Yashi Zhang, Fei Lv, Ziyang Wan, Miaowei Geng, Lei Chu, Bowei Cai, Jixin Zhuang, Xianhong Ge, Arp Schnittger, Chao Yang*
New Phytologist, First published: 18 February 2025, https://doi.org/10.1111/nph.70015
Summary
Polyploidy plays a key role in genome evolution and crop improvement. The formation of bivalents rather than multivalents during meiosis of polyploids is essential to ensure meiotic stability and optimal fertility of the species. However, the mechanisms preventing multivalent recombination in polyploids remain obscure.
We studied the role of the synaptonemal complex in polyploid meiosis by mutating the transverse filament component ZYP1 in allotetraploid Brassica napus and autotetraploid Arabidopsis.

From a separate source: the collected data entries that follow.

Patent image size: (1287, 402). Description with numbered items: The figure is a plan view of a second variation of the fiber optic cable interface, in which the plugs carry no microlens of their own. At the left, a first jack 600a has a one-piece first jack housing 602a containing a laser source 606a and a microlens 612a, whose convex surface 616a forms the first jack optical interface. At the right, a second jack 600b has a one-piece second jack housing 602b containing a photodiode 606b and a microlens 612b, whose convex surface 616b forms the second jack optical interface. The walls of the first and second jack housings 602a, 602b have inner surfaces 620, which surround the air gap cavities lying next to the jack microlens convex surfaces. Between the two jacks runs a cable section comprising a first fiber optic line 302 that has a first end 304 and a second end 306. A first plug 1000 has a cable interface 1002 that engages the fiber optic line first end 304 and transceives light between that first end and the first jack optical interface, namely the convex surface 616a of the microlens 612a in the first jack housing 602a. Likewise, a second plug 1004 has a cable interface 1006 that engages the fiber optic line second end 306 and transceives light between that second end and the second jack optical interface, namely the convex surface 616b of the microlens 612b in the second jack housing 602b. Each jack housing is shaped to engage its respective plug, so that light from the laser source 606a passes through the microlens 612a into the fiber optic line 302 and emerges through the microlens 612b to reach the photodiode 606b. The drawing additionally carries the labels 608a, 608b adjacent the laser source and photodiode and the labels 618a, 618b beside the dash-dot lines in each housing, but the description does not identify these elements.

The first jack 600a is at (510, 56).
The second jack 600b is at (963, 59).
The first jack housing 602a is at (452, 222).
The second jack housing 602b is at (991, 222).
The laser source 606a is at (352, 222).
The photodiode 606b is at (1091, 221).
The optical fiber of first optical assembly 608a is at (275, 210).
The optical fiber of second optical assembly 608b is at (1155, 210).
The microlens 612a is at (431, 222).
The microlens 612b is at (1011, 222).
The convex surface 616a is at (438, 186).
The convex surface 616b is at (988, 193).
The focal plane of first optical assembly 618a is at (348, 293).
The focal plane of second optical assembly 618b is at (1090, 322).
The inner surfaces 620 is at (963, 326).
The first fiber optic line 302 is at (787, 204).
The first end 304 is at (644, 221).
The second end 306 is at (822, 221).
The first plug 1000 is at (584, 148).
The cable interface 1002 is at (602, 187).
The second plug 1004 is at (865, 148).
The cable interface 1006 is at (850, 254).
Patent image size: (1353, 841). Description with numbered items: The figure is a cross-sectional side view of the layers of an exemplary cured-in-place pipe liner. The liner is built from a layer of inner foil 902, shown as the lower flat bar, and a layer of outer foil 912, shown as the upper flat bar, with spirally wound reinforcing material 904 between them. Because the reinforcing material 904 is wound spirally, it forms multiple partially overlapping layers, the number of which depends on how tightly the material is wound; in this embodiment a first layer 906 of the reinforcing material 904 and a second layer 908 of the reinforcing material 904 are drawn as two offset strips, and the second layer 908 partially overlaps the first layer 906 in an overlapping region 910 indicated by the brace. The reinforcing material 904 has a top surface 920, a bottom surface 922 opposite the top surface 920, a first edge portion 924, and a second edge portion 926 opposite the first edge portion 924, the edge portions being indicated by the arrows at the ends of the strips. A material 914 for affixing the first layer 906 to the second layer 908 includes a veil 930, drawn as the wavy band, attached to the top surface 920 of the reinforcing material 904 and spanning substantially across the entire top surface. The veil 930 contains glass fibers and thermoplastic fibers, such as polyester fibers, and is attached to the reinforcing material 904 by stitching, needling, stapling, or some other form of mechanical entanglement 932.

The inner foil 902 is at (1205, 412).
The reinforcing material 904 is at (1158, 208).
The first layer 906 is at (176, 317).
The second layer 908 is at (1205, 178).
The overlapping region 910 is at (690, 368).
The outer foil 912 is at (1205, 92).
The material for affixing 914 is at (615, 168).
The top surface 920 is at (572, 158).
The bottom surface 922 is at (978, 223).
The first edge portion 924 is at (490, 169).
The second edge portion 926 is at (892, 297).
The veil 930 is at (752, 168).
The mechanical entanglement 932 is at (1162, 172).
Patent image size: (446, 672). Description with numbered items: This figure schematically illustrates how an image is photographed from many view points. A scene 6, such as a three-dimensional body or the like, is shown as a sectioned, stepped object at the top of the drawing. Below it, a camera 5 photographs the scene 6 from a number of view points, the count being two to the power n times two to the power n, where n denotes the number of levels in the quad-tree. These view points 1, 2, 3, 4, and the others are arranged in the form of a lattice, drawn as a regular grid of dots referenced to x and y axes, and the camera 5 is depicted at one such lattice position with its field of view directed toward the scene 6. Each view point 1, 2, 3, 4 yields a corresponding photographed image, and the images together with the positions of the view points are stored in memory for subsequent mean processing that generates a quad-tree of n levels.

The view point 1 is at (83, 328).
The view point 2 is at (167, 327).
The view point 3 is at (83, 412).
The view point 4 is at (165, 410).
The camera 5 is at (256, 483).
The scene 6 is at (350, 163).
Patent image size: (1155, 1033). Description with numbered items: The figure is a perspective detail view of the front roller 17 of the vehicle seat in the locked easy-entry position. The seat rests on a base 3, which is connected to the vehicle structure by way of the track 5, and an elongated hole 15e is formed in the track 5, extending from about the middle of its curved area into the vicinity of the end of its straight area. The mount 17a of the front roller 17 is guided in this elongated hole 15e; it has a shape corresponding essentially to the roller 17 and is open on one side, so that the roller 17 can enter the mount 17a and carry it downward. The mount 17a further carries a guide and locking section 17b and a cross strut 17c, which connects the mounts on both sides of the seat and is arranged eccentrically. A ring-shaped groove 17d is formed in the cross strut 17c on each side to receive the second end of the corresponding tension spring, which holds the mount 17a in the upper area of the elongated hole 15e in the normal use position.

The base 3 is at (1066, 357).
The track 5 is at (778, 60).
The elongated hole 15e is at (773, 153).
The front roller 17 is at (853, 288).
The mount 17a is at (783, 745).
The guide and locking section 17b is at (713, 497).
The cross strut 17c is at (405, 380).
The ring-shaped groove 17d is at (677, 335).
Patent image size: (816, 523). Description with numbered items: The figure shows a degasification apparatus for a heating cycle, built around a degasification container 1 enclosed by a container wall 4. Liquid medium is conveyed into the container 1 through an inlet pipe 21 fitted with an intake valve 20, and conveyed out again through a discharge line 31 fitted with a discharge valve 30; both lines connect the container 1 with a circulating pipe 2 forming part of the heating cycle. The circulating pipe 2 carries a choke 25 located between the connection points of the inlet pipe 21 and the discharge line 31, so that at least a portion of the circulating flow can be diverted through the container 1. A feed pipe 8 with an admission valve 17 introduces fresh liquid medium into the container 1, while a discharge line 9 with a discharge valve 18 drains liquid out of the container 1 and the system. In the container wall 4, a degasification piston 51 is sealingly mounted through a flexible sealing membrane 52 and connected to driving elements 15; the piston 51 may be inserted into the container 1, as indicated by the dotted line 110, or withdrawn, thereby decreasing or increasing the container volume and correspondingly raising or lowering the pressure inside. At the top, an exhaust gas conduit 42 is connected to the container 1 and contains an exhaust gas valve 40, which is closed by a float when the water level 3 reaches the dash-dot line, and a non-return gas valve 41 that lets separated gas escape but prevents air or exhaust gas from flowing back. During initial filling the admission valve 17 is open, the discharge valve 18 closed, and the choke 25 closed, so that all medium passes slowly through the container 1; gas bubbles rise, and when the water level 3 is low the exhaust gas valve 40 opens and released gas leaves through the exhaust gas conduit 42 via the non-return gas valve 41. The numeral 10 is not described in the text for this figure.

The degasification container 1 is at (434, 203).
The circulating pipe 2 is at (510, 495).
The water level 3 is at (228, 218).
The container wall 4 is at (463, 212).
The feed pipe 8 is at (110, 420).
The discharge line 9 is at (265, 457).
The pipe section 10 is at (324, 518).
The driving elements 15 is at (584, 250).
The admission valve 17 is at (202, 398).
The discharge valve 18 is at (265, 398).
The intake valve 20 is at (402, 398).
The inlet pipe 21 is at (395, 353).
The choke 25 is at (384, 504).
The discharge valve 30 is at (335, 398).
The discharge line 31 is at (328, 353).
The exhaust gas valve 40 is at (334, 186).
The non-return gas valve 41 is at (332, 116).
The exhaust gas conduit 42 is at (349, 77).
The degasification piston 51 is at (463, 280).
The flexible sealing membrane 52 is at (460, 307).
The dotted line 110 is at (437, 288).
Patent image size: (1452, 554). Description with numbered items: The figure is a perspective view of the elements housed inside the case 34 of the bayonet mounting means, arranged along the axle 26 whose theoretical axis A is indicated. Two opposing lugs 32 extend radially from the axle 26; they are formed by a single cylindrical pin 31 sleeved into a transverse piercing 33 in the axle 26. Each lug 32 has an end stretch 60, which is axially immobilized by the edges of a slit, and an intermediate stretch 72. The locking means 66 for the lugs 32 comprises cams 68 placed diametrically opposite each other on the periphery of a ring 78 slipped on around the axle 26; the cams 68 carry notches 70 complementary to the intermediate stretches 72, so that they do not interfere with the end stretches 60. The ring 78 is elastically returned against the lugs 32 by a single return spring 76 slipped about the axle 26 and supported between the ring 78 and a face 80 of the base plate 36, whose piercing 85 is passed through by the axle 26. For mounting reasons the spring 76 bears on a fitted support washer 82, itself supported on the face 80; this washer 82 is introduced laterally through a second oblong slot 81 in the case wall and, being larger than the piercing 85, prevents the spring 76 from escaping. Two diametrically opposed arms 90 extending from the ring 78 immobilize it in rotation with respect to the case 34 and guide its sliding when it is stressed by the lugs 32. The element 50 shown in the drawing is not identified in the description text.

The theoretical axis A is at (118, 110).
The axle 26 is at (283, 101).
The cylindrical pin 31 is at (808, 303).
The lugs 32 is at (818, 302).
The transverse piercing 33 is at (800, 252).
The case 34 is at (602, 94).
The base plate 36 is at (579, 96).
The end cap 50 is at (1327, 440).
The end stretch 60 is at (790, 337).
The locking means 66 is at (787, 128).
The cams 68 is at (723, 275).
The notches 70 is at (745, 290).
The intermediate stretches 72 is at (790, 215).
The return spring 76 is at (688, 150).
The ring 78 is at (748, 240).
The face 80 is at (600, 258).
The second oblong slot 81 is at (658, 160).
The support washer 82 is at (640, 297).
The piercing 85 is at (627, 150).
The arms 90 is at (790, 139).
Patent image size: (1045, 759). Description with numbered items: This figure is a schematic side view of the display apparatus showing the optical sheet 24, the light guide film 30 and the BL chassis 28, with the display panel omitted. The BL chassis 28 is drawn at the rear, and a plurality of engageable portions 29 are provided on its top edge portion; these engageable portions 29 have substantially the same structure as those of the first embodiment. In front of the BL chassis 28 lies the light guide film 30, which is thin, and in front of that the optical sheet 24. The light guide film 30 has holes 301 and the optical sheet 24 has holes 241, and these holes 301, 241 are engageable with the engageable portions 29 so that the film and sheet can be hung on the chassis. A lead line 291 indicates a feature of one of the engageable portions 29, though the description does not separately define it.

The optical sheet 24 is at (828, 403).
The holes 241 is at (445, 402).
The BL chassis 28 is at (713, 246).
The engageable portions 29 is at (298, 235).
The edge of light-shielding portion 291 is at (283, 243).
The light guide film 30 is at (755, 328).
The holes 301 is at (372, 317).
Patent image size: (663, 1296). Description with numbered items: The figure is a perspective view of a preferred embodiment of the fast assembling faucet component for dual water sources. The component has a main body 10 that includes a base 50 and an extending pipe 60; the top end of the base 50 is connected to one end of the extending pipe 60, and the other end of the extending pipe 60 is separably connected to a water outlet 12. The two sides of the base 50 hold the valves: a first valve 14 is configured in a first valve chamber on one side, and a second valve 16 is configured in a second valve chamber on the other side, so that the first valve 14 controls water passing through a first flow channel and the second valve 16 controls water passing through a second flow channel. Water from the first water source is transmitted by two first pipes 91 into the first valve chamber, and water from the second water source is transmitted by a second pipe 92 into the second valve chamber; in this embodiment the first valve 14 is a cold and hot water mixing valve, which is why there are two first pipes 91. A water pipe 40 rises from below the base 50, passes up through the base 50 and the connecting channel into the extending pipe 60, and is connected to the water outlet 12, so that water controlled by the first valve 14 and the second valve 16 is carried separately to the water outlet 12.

In B. napus, a mutation of all four ZYP1 copies results in multivalent pairing accompanied by pairing partner switches, nonhomologous recombination, and interlocks, leading to severe chromosome entanglement and fertility abortion. The presence of only one functional allele of ZYP1 compromises synapsis and multivalent associations occur at nonsynaptic regions. Moreover, the disruption of ZYP1 causes a complete shift from predominantly multivalent pairing to exclusively multivalent pairing in pachytene cells of synthetic autotetraploid Arabidopsis thaliana, resulting in a dramatic increase in the frequency of multivalents at metaphase I.
We conclude that the ZYP1-mediated assembly of the synaptonemal complex facilitates the pairwise homologous pairing and recombination in both allopolyploid and autopolyploid species and plays a key role in ensuring a diploid-like bivalent formation in polyploid meiosis.